In effetti, non sempre la prassi bancaria va di pari passo con la normativa: infatti, la Legge Bersani per tutti i contratti di mutuo stipulati dal 2 febbraio 2007 ad oggi prevede che l’estinzione anticipata, sia totale che parziale, sia esentata da penali (articolo 7 della legge 40/2007).

Il soggetto mutuatario che voglia estinguere il mutuo ed il debito residuo (risultante dal piano di ammortamento) può esercitare l’estinzione anticipata con due distinte modalità: totale o parziale.

Estinzione totale del contratto di mutuo

Il contratto di mutuo può essere estinto in due modalità: totale o parziale, a seconda delle diverse esigenze e bisogni del soggetto mutuatario.

L’estinzione totale corrisponde alla chiusura definitiva del contratto di mutuo: con la restituzione al soggetto mutuante di tutto l’ammontare del debito residuo, il mutuatario si libera definitivamente dall’onere di dover versare durante il piano di ammortamento le rate di rimborso del mutuo, come sottoscritto inizialmente in sede di stipula contrattuale.

La somma da riconoscere alla banca o ad altro soggetto mutuante deve includere l’ammontare del capitale residuo, come risulta dal più recente piano di ammortamento.

Se il soggetto mutuatario ha acceso un contratto di mutuo a tasso fisso, il problema di computo del debito residuo non costituisce un problema rilevante dato che il saggio di interesse è fisso e l’importo rateale da rimborsare è costante per tutta la durata del piano di ammortamento.

Nel caso in cui il soggetto mutuatario abbia sottoscritto un contratto di mutuo a tasso variabile ad ogni variazione il piano di ammortamento viene usualmente ricalcolato. Ciò è dovuto al fine di mantenere la rata costante con l’applicazione dell’ammortamento alla “francese”.

A tale importo andrà aggiunta la penale di estinzione ed il costo amministrativo dei conteggi di estinzione.
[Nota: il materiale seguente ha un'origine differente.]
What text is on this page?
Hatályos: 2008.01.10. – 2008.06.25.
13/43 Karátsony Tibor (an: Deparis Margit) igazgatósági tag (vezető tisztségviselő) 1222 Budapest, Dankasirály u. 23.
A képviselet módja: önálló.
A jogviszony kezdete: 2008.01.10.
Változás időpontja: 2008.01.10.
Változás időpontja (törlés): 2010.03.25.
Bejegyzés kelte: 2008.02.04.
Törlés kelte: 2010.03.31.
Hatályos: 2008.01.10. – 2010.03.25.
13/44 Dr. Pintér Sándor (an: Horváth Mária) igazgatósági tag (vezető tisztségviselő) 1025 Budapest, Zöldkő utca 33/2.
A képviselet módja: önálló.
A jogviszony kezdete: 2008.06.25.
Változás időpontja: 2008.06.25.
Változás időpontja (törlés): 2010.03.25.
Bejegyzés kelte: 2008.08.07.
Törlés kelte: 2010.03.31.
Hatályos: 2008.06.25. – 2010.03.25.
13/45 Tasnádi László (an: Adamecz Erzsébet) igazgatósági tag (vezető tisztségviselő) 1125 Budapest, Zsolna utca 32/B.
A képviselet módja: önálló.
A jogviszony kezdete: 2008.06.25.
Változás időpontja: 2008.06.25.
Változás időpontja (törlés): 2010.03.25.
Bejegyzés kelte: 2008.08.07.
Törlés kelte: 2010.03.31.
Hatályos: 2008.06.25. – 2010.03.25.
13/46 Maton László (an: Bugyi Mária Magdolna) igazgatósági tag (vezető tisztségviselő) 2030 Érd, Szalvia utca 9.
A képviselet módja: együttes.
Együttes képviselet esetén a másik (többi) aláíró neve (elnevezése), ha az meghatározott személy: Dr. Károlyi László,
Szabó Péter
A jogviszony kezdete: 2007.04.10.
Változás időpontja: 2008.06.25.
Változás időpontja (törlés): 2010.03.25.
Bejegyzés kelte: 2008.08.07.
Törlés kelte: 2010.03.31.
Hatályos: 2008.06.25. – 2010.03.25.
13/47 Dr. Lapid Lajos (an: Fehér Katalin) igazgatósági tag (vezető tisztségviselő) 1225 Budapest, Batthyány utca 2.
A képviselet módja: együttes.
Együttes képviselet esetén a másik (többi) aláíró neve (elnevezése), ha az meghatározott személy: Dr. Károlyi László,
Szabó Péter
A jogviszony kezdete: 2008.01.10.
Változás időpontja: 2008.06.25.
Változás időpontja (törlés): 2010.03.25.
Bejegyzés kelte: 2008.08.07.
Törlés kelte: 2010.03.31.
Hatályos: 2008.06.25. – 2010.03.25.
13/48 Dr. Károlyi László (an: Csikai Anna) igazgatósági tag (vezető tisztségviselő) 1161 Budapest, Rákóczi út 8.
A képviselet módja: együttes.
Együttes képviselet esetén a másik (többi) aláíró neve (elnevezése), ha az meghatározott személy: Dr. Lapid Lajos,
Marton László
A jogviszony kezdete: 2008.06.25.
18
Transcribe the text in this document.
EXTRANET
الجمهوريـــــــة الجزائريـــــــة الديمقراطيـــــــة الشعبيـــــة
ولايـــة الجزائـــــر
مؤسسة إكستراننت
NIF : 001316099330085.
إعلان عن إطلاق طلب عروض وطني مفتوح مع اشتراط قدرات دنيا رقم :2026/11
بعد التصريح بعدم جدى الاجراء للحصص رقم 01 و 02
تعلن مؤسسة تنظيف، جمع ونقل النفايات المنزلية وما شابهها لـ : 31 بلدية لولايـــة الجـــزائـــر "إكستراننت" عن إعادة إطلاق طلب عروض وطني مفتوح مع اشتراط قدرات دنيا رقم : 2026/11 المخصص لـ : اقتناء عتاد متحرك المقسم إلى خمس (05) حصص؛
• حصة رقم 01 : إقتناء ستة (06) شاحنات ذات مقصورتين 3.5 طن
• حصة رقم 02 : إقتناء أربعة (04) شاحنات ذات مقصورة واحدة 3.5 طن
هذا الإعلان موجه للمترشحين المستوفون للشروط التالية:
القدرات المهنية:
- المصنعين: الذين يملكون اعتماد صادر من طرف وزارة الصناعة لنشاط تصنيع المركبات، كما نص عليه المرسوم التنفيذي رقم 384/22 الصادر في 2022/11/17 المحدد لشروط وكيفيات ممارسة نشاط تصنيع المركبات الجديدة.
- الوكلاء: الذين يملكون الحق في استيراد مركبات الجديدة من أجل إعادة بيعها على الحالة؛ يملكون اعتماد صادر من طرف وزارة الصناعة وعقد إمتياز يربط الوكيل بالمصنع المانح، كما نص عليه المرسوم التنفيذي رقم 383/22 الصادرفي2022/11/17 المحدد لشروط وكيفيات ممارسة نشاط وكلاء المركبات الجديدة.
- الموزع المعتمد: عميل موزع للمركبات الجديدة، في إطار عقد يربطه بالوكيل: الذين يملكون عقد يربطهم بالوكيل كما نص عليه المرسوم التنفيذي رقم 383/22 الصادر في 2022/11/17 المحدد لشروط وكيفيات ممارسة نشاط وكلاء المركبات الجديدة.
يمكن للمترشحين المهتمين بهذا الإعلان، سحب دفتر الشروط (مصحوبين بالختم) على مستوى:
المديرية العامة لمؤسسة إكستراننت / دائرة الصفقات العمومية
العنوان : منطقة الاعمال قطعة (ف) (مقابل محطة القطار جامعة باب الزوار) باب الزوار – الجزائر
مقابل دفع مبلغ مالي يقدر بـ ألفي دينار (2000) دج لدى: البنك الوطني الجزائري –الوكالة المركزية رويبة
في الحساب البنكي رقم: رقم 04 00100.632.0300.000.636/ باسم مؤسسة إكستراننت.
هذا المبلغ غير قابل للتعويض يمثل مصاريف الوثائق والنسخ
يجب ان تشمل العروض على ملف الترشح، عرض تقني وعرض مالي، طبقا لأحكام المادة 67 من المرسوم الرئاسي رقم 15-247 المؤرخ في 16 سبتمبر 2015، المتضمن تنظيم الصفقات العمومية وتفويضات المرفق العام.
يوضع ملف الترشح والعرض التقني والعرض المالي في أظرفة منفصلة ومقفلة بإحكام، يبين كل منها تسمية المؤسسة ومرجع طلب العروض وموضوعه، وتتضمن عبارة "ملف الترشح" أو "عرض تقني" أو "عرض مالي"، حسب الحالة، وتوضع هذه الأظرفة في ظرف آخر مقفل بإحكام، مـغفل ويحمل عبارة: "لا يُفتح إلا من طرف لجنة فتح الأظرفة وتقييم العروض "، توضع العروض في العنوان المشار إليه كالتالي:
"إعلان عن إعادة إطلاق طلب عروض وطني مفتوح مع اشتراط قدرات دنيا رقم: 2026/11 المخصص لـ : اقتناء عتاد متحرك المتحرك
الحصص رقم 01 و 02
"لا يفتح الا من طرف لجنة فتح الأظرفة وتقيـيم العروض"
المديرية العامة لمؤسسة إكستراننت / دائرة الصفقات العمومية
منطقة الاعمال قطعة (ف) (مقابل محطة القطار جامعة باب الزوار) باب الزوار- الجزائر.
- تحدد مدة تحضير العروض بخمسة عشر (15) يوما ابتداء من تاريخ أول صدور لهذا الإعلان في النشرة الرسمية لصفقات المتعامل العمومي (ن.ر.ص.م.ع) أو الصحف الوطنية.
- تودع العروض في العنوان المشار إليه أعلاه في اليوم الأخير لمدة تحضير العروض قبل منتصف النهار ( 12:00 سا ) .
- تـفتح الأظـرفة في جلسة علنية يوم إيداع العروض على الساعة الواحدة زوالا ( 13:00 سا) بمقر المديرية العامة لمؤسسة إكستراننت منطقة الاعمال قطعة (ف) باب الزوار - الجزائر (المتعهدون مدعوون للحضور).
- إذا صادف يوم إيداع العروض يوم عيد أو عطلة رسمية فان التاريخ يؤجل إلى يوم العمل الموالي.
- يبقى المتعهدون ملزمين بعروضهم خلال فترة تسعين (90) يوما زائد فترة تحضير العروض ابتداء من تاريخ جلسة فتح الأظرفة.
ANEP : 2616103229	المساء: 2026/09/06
Sulla penale di estinzione da parte del soggetto mutuante, si dovrebbe contestare l’applicazione dato che la normativa è ben chiara sull’esenzione (articolo 7 della legge 40/2007).

Inoltre, la banca richiede i “dietimi giornalieri“, cioè gli interessi del periodo che intercorre tra il pagamento dell’ultima rata ed il giorno in cui avviene l’estinzione, calcolati al saggio di mutuo.

Basta procedere con il seguente calcolo: moltiplicare il debito residuo per il numero di giorni e per il tasso giornaliero (il saggio quotidiano è pari al tasso annuo diviso 365 giorni).

Estinzione parziale del mutuo

Nel caso in cui un soggetto mutuatario voglia estinguere il mutuo in maniera parziale lo potrà fare e tutto il capitale versato anticipatamente viene dedotto dal debito residuo del contratto di mutuo.

Il soggetto mutuante non può richiedere più alcun interesse su quella quota per tutta la durata rimanente del contratto di mutuo. Esistono contratti di mutuo che consentono di optare in alternativa al mantenimento della stessa rata in cambio di una riduzione della durata residua del rimborso.

Esercitando tale facoltà, il mutuatario può beneficiare di un duplice risparmio: diminuzione della durata del piano di ammortamento ed abbattimento del debito residuo.

Come richiedere estinzione anticipata

La procedura di estinzione anticipata prevede da parte del mutuatario di procedere con la compilazione ed il deposito presso la propria banca dell’atto notorio o della dichiarazione sostitutiva dell’atto notorio.